A health-giving chip

For John Santini, graduate work has meant not only classes, research and occasional parties but also an appearance on World News Tonight with Peter Jennings.

It all happened in a hurry. “There I was, talking to these cameramen who had been everywhere, including traveling around with Bill Clinton,” he notes. “Then, they filmed me while I answered questions by teleconferencing with the reporter in New York.”

The segment aired that same night. The hour began with a report on the Senate impeachment hearings, followed by coverage of the Pope’s U.S. visit. “Then there was us,” Santini recalls. “It was really amazing.”

What sparked the interest not just of ABC News but of dozens of other media outlets was a technology described as a “pharmacy on a chip.” Its core is a silicon chip into which are etched many tiny “wells” — indentations a quarter the size of a salt grain that can hold drugs or other agents.
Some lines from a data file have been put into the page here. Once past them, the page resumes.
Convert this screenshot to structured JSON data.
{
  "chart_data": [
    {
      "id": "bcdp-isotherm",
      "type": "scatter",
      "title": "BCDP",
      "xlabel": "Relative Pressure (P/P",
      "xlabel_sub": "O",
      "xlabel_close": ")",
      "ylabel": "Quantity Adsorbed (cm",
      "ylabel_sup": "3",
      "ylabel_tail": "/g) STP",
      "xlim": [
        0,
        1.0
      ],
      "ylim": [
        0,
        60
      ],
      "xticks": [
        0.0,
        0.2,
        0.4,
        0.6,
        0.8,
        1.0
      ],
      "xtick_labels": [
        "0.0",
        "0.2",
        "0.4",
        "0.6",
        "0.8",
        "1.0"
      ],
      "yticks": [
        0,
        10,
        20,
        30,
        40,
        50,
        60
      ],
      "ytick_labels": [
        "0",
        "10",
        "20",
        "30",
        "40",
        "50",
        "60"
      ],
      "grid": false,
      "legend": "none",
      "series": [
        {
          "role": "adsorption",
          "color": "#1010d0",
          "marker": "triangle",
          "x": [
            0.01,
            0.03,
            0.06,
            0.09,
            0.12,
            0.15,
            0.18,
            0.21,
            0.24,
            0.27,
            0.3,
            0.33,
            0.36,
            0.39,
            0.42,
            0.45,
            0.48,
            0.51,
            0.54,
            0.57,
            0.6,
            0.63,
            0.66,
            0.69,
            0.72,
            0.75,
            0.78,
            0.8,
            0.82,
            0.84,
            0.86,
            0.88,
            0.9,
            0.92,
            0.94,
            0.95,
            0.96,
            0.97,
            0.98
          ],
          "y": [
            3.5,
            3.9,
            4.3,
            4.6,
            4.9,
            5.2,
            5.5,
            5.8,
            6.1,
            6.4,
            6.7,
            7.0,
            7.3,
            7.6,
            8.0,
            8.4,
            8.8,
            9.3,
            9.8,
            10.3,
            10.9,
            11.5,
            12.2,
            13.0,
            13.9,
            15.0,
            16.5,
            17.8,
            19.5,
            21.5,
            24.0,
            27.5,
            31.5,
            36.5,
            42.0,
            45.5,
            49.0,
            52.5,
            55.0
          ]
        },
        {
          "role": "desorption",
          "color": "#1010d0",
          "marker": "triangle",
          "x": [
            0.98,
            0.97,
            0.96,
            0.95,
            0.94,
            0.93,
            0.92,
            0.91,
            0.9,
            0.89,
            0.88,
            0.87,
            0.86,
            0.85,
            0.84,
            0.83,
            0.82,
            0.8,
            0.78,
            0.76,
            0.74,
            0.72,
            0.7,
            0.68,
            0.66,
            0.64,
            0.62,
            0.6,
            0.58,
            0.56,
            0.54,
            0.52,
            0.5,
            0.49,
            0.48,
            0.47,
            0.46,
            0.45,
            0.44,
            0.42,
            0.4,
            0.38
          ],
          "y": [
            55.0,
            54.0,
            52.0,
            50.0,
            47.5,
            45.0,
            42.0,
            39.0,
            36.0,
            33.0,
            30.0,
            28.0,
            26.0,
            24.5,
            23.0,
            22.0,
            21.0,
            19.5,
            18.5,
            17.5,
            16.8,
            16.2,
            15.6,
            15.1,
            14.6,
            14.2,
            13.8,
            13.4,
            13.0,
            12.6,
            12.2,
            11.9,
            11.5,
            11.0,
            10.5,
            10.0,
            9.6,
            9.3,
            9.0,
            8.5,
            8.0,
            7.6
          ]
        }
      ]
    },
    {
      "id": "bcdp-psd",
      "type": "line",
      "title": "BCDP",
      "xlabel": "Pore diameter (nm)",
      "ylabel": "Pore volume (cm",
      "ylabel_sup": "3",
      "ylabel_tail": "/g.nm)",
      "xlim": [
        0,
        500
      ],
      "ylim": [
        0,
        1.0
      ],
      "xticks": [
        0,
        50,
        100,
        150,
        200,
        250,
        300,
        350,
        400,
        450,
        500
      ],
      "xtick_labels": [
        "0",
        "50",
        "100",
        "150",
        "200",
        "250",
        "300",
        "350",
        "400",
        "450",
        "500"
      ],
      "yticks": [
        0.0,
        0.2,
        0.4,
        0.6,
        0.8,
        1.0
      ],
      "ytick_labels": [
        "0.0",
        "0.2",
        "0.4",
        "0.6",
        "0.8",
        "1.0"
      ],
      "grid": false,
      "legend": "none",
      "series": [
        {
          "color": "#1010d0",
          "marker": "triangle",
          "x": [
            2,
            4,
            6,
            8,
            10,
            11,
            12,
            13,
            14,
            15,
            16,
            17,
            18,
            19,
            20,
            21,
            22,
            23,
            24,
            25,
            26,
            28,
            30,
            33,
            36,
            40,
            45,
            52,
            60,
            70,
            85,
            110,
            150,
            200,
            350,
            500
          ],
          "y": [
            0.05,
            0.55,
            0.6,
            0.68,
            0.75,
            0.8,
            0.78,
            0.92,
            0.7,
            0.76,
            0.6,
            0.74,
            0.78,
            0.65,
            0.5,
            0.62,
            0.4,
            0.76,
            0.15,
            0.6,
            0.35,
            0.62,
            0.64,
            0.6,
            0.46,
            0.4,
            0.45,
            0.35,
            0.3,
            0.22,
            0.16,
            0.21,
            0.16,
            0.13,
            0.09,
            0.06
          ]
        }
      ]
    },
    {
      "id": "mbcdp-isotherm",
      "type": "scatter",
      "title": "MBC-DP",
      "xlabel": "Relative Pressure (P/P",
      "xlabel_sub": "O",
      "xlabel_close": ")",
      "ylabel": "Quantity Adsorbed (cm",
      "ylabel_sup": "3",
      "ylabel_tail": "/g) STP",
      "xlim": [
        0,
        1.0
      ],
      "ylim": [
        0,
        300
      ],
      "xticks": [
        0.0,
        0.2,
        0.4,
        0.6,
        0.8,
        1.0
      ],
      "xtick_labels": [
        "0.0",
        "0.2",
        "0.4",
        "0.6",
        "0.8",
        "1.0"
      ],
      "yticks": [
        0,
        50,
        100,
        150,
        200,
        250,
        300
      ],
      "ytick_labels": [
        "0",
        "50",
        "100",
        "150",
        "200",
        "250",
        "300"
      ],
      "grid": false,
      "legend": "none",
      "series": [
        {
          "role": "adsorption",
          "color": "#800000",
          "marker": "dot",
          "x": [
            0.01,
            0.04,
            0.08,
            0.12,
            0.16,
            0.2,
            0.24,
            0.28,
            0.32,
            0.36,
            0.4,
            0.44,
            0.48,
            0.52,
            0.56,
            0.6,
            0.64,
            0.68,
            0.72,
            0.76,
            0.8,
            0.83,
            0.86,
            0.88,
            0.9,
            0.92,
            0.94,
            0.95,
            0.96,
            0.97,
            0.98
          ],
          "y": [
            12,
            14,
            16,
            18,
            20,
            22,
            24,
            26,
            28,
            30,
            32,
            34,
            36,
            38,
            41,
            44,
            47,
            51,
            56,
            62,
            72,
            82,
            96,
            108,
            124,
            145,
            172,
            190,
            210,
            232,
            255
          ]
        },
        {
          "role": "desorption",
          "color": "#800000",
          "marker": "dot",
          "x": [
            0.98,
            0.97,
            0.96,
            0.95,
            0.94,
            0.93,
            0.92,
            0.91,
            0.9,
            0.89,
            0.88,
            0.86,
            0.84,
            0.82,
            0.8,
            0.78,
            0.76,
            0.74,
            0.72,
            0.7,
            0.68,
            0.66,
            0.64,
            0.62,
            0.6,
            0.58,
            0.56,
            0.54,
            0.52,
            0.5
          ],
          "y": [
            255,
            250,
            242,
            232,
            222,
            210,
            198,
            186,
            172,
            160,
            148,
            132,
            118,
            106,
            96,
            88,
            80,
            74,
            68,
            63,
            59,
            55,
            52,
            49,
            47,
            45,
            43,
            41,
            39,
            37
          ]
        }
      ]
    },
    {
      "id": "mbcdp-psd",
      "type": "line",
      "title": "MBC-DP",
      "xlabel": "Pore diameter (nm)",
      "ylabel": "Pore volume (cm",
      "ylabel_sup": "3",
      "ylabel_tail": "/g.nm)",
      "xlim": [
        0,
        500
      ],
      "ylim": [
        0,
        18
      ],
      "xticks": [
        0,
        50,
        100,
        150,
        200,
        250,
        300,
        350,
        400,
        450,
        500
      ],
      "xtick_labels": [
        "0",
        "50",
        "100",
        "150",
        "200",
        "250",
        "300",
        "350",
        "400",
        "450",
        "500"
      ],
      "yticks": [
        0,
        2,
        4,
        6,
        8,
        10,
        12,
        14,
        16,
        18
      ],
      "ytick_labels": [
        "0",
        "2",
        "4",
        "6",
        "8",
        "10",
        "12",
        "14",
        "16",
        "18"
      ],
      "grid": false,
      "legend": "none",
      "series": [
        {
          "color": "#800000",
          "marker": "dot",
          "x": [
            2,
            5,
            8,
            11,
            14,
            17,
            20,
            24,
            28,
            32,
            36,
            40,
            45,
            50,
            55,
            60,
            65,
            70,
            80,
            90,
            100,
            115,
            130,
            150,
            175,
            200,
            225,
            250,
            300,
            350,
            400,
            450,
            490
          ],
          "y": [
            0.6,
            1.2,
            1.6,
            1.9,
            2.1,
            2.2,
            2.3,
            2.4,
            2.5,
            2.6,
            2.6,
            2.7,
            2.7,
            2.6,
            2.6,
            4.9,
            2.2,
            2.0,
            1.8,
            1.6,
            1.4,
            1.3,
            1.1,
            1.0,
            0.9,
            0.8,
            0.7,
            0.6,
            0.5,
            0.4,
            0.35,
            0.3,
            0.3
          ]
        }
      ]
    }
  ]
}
Covering the wells are ultra-thin gold membranes. “By applying a voltage,” Santini notes, “you can make the membrane dissolve, and the stuff that’s inside comes out.”

Suitably designed chips could have many uses. If you attached a tiny computer processor and battery to an implantable version, you could program the chip to secrete drugs on a predetermined schedule — and spare patients the inconvenience and hazards of frequent shots.

Or, you might create an implantable chip that’s under radio control. “You could have several drugs on the chip,” says Santini, “and depending on how the disease was progressing you’d be able to hit it with any combination of drugs you wanted.”

The effort to develop the technology dates back over five years. Santini was a University of Michigan chemical engineering major when he enrolled in an MIT summer research program. There, he learned that Langer and a faculty colleague, materials scientist Michael Cima, had come up with the notion of a chip that delivers medicines.

“I started working on it,” Santini recalls. “We didn’t get far, but Bob and Michael told me, ‘It’s got enough potential that if you want to come here as a graduate student and take this on, you’re welcome to.'”

Today, while Santini is still improving the chip, he’s also pursuing other goals. One is launching a new company based on his MIT work.

Yet to be decided is exactly what products the firm will focus on first. Some may be medically oriented, says Santini, but others may not. One idea is a chip that gives off different fragrances. “You might see a pizza on the TV,” he says, “and at the same time smell a pizza.”

Whatever the decisions, Santini is excited about this next venture. “It should be interesting,” he says, “and it should be a lot of fun.”